The more depraved, the happier.
Cai Lan wrote about the gap between caviar and black truffles, and also about the team's pot. It was in itaewon. After eating a pot, he commented "so much". But I was worried that I would be hungry when I got back to the hotel, so I ordered a bowl of white rice and took a sip of Tang Jing with a spoon. How can it be so sweet without thinking? It turns out that this soup is made of cow bones and bone marrow. We don't have to pay so much attention to the team pot, but the team pot soup bibimbap is really a must, which is incomparable for a person to eat instant noodles in the pot.
Nowadays, the choice of ingredients is becoming more and more exquisite, but I still can't help but miss the approachable lunch meat, which is the password that we have engraved in our taste since childhood.

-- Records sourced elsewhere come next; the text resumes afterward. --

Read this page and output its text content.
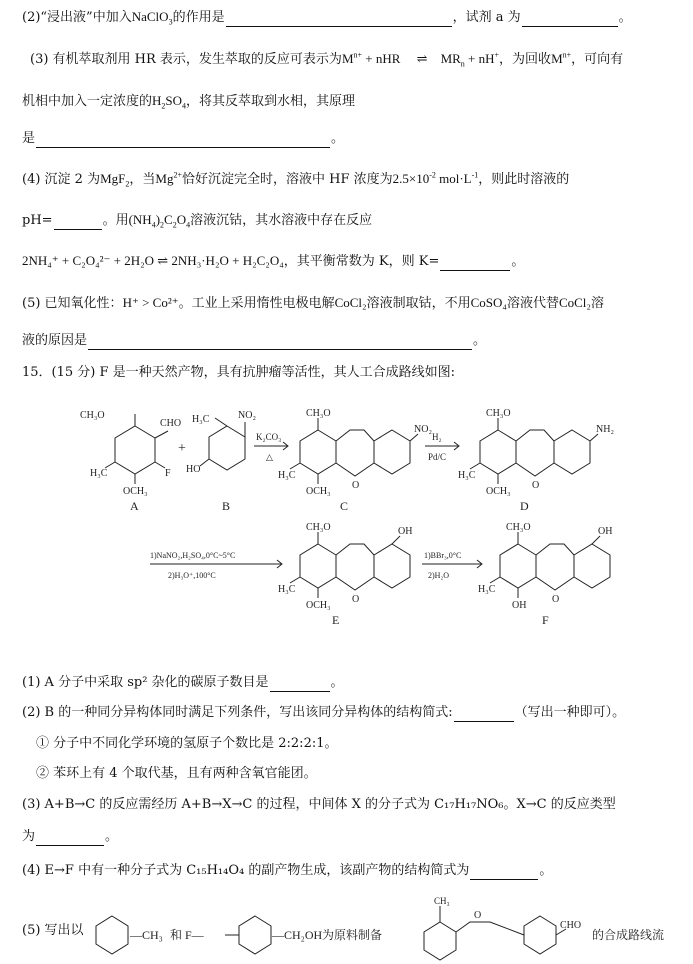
(2)“浸出液”中加入NaClO$_3$的作用是	，试剂 a 为	。
(3) 有机萃取剂用 HR 表示，发生萃取的反应可表示为$M^{n+}$ + nHR ⇌ $MR_n + nH^+$，为回收$M^{n+}$，可向有
机相中加入一定浓度的$H_2SO_4$，将其反萃取到水相，其原理
是	。
(4) 沉淀 2 为MgF$_2$，当$Mg^{2+}$恰好沉淀完全时，溶液中 HF 浓度为$2.5\times 10^{-2}$ $mol\cdot L^{-1}$，则此时溶液的
pH=	。用$(NH_4)_2C_2O_4$溶液沉钴，其水溶液中存在反应
2NH₄⁺ + C₂O₄²⁻ + 2H₂O ⇌ 2NH₃·H₂O + H₂C₂O₄，其平衡常数为 K，则 K=	。
(5) 已知氧化性：H⁺ > Co²⁺。工业上采用惰性电极电解CoCl₂溶液制取钴，不用CoSO₄溶液代替CoCl₂溶
液的原因是	。
15．(15 分) F 是一种天然产物，具有抗肿瘤等活性，其人工合成路线如图:
CH₃O
CHO
H₃C	F
OCH₃
+
H₃C	NO₂
HO
CH₃O
H₃C
OCH₃
O
NO₂
CH₃O
H₃C
OCH₃
O
NH₂
CH₃O
H₃C
OCH₃
O
OH	CH₃O
H₃C
OH
O
OH
K₂CO₃
△
H₂
Pd/C
1)NaNO₂,H₂SO₄,0°C~5°C
2)H₃O⁺,100°C
1)BBr₃,0°C
2)H₂O
A	B	C	D
E	F
(1) A 分子中采取 sp² 杂化的碳原子数目是	。
(2) B 的一种同分异构体同时满足下列条件，写出该同分异构体的结构简式:	（写出一种即可）。
① 分子中不同化学环境的氢原子个数比是 2:2:2:1。
② 苯环上有 4 个取代基，且有两种含氧官能团。
(3) A+B→C 的反应需经历 A+B→X→C 的过程，中间体 X 的分子式为 C₁₇H₁₇NO₆。X→C 的反应类型
为	。
(4) E→F 中有一种分子式为 C₁₅H₁₄O₄ 的副产物生成，该副产物的结构简式为	。
(5) 写出以	—CH₃ 和 F—	—CH₂OH 为原料制备
CH₃
O
CHO
的合成路线流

Lunch meat is not real meat, but I want to praise it. Whether it's fried with an aluminum lunch box the night before, hot pot of red soup, or cooked instant noodles covered with dark night, as the best supporting role, luncheon meat has never usurped the role of host, but it always leaves a special place in your heart and mine. It is a kind of fair satisfaction, and it is also an intimate bond that turns your stomach.